On this March Day in History

March 1, 1781. The Articles of Confederation were ratified by Congress. Under the Articles, Congress was the sole governing body of the new American national government, which consisted of the 13 original states. They remained in effect throughout  the Revolutionary War, until the U.S. Constitution was adopted in 1789.

March 1, 1932. The 20-month-old son of  Charles A. Lindbergh was kidnapped from his home in Hopewell, New Jersey.

March 1, 1974.  Seven former high-ranking officials of the Nixon White House  - including former chief of staff, H.R. Haldeman, top aide John Ehrichman, and former attorney general, John Mitchell - were indicted for conspiring to obstruct the investigation into the Watergate break-in.

March 4, 1933.  Newly elected President Franklin D. Roosevelt took office and delivered his first inaugural address. Attempting to restore public confidence during the Great Depression, he stated, "Let me assert my firm belief that the only thing we have to fear is fear itself."" Roosevelt went on to be reelected to three more terms as president.

March 5, 1770.  The incident known as the  Boston Massacre took place as a group of rowdy Americans verbally abused and harassed British soldiers who then opened fire, killing five and injuring six. The first man killed was an African American named Crispus Attucks.

March 5, 1946.  Winston Churchill delivered his "Iron Curtain" speech at Westminster College in Fulton, Missouri. Churchill used the term in describing the division  in Europe between the free countries of the West and the nations of Eastern Europe which were under the control of Soviet Russia.

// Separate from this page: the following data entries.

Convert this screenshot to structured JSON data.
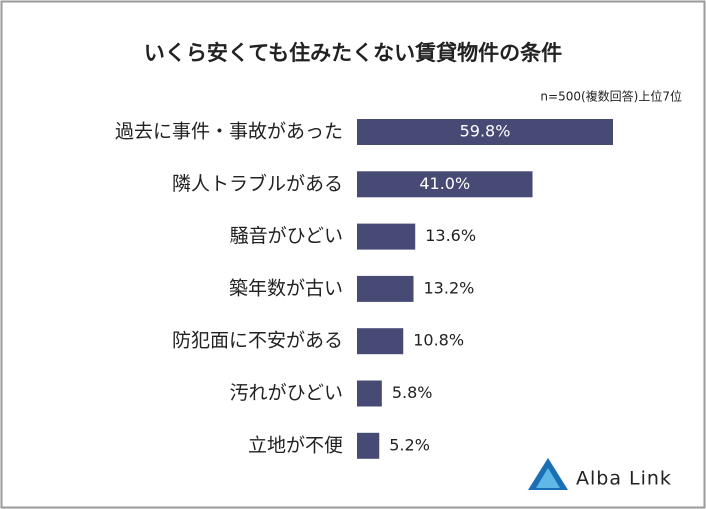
{
  "chart_data": {
    "type": "hbar",
    "title": "いくら安くても住みたくない賃貸物件の条件",
    "subtitle": "n=500(複数回答)上位7位",
    "categories": [
      "過去に事件・事故があった",
      "隣人トラブルがある",
      "騒音がひどい",
      "築年数が古い",
      "防犯面に不安がある",
      "汚れがひどい",
      "立地が不便"
    ],
    "values": [
      59.8,
      41.0,
      13.6,
      13.2,
      10.8,
      5.8,
      5.2
    ],
    "value_labels": [
      "59.8%",
      "41.0%",
      "13.6%",
      "13.2%",
      "10.8%",
      "5.8%",
      "5.2%"
    ],
    "color": "#474a75"
  },
  "brand": "Alba Link"
}
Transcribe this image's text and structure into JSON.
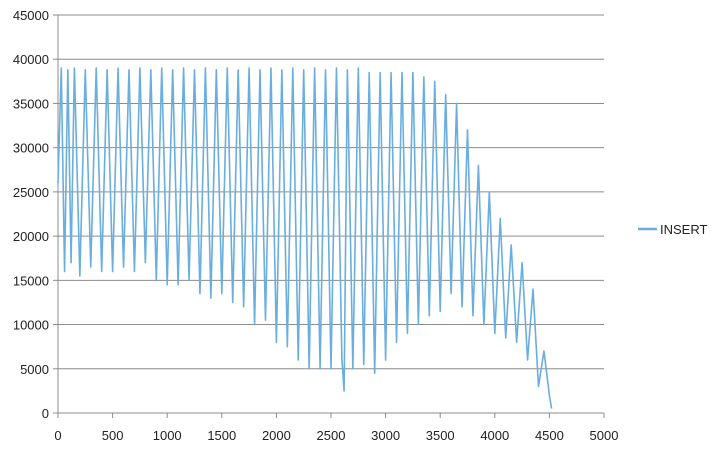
{
  "chart_data": {
    "type": "line",
    "title": "",
    "xlabel": "",
    "ylabel": "",
    "xlim": [
      0,
      5000
    ],
    "ylim": [
      0,
      45000
    ],
    "x_ticks": [
      0,
      500,
      1000,
      1500,
      2000,
      2500,
      3000,
      3500,
      4000,
      4500,
      5000
    ],
    "y_ticks": [
      0,
      5000,
      10000,
      15000,
      20000,
      25000,
      30000,
      35000,
      40000,
      45000
    ],
    "grid": "horizontal",
    "legend": "right",
    "series": [
      {
        "name": "INSERT",
        "color": "#6aaee0",
        "points": [
          [
            0,
            26000
          ],
          [
            30,
            39000
          ],
          [
            60,
            16000
          ],
          [
            90,
            38800
          ],
          [
            120,
            17000
          ],
          [
            150,
            39000
          ],
          [
            200,
            15500
          ],
          [
            250,
            38800
          ],
          [
            300,
            16500
          ],
          [
            350,
            39000
          ],
          [
            400,
            16000
          ],
          [
            450,
            38800
          ],
          [
            500,
            16000
          ],
          [
            550,
            39000
          ],
          [
            600,
            16500
          ],
          [
            650,
            38800
          ],
          [
            700,
            16000
          ],
          [
            750,
            39000
          ],
          [
            800,
            17000
          ],
          [
            850,
            38800
          ],
          [
            900,
            15000
          ],
          [
            950,
            39000
          ],
          [
            1000,
            14500
          ],
          [
            1050,
            38800
          ],
          [
            1100,
            14500
          ],
          [
            1150,
            39000
          ],
          [
            1200,
            15000
          ],
          [
            1250,
            38800
          ],
          [
            1300,
            13500
          ],
          [
            1350,
            39000
          ],
          [
            1400,
            13000
          ],
          [
            1450,
            38800
          ],
          [
            1500,
            13500
          ],
          [
            1550,
            39000
          ],
          [
            1600,
            12500
          ],
          [
            1650,
            38800
          ],
          [
            1700,
            12000
          ],
          [
            1750,
            39000
          ],
          [
            1800,
            10000
          ],
          [
            1850,
            38800
          ],
          [
            1900,
            10500
          ],
          [
            1950,
            39000
          ],
          [
            2000,
            8000
          ],
          [
            2050,
            38800
          ],
          [
            2100,
            7500
          ],
          [
            2150,
            39000
          ],
          [
            2200,
            6000
          ],
          [
            2250,
            38800
          ],
          [
            2300,
            5000
          ],
          [
            2350,
            39000
          ],
          [
            2400,
            5000
          ],
          [
            2450,
            38800
          ],
          [
            2500,
            5000
          ],
          [
            2550,
            39000
          ],
          [
            2600,
            6000
          ],
          [
            2620,
            2500
          ],
          [
            2650,
            38800
          ],
          [
            2700,
            5000
          ],
          [
            2750,
            39000
          ],
          [
            2800,
            5500
          ],
          [
            2850,
            38500
          ],
          [
            2900,
            4500
          ],
          [
            2950,
            38500
          ],
          [
            3000,
            6000
          ],
          [
            3050,
            38500
          ],
          [
            3100,
            8000
          ],
          [
            3150,
            38500
          ],
          [
            3200,
            9000
          ],
          [
            3250,
            38500
          ],
          [
            3300,
            10000
          ],
          [
            3350,
            38000
          ],
          [
            3400,
            11000
          ],
          [
            3450,
            37500
          ],
          [
            3500,
            11500
          ],
          [
            3550,
            36000
          ],
          [
            3600,
            13500
          ],
          [
            3650,
            35000
          ],
          [
            3700,
            12000
          ],
          [
            3750,
            32000
          ],
          [
            3800,
            11000
          ],
          [
            3850,
            28000
          ],
          [
            3900,
            10000
          ],
          [
            3950,
            25000
          ],
          [
            4000,
            9000
          ],
          [
            4050,
            22000
          ],
          [
            4100,
            8500
          ],
          [
            4150,
            19000
          ],
          [
            4200,
            8000
          ],
          [
            4250,
            17000
          ],
          [
            4300,
            6000
          ],
          [
            4350,
            14000
          ],
          [
            4400,
            3000
          ],
          [
            4450,
            7000
          ],
          [
            4500,
            2000
          ],
          [
            4520,
            500
          ]
        ]
      }
    ]
  }
}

March 6, 1836. The Alamo fell to Mexican troops led by General Santa Anna. The The siege of the Texas fort had begun on February 23rd, and ended with the death of the last defender.

March 11, 1918. The 'Spanish' influenza first reached America when over one hundred soldiers become sick at Fort Riley, Kansas. Eventually one quarter of the U.S. population would become ill from the deadly virus, resulting in 500,000 deaths. Worldwide, nearly 22 million would die from the disease by the end of the decade.

March 12, 1888. The Northeastern United States was struck by the Great Blizzard of '88, paralyzing the East Coast from the Chesapeake Bay to Maine. The storm lasted 36 hours and the snowfall totaled over 40 inches in New York City, where over 400 persons died as a result of the storm.

1938 : Hitler's gamble by Giles MacDonogh

March 12, 1938. The Nazis invaded Austria, "absorbing" the country into Hitler's Reich.

March 15, 44 B.C. Julius Caesar was assassinated in the Senate chamber in Rome by Brutus and several fellow conspirators. Caesar was then the dictator of the Roman Republic, having recently been declared "dictator perpetuo" by the Senate, making  several senators fear that he wanted to overthrow the Senate in favor of tyranny. Beware the Ides of March!

March 16, 1968. The My Lai Massacre was committed during the Vietnam War, as American soldiers of Charlie Company murdered 504 Vietnamese men, women, and children. Twenty-five U.S. Army officers were later charged with complicity in the massacre and subsequent cover-up, but only one was convicted.

March 23, 1933. Hitler became dictator of Germany with the passage of Hitler's Enabling Act. Officially called the "Law for Removing the Distress of the People and the Reich," it  in effect voted democracy out of existence in Germany and established the legal dictatorship of Adolf Hitler. The vote was taken – 441 for, and only 84 against. Democracy was ended.

March 23, 1775.  Patrick Henry's speech before the Second Virginia Convention in Richmond, ignited the American Revolution. He was quoted as stating, "I know not what course others may take; but as for me, give me liberty, or give me death!"

March 25, 1807. The British Parliament abolished the slave trade.

March 25, 1911. A raging fire erupted inside a garment factory in New York City killed 123 young women employed as low-paid seamstresses at the Triangle Shirtwaist Company in lower Manhattan. The fast-spreading flames engulfed the 8th and 9th floors in just a few minutes. About 50 of the victims jumped to their deaths rather than perish from the flames.

March 26, 1979. Prime Minster Menachem Begin of Israel and Egyptian President Anwar Sadat signed a  treaty of mutual recognition and peace - the Egypt-Israel Peace Treaty. This followed the 1978 Camp David Accords, which had been fostered by U.S. President Jimmy Carter.

March 31, 1933. The Civilian Conservation Corps, was founded. The CCC was a public work relief program that operated in the United States from 1933 to 1942 for unemployed, unmarried men as part of the New Deal.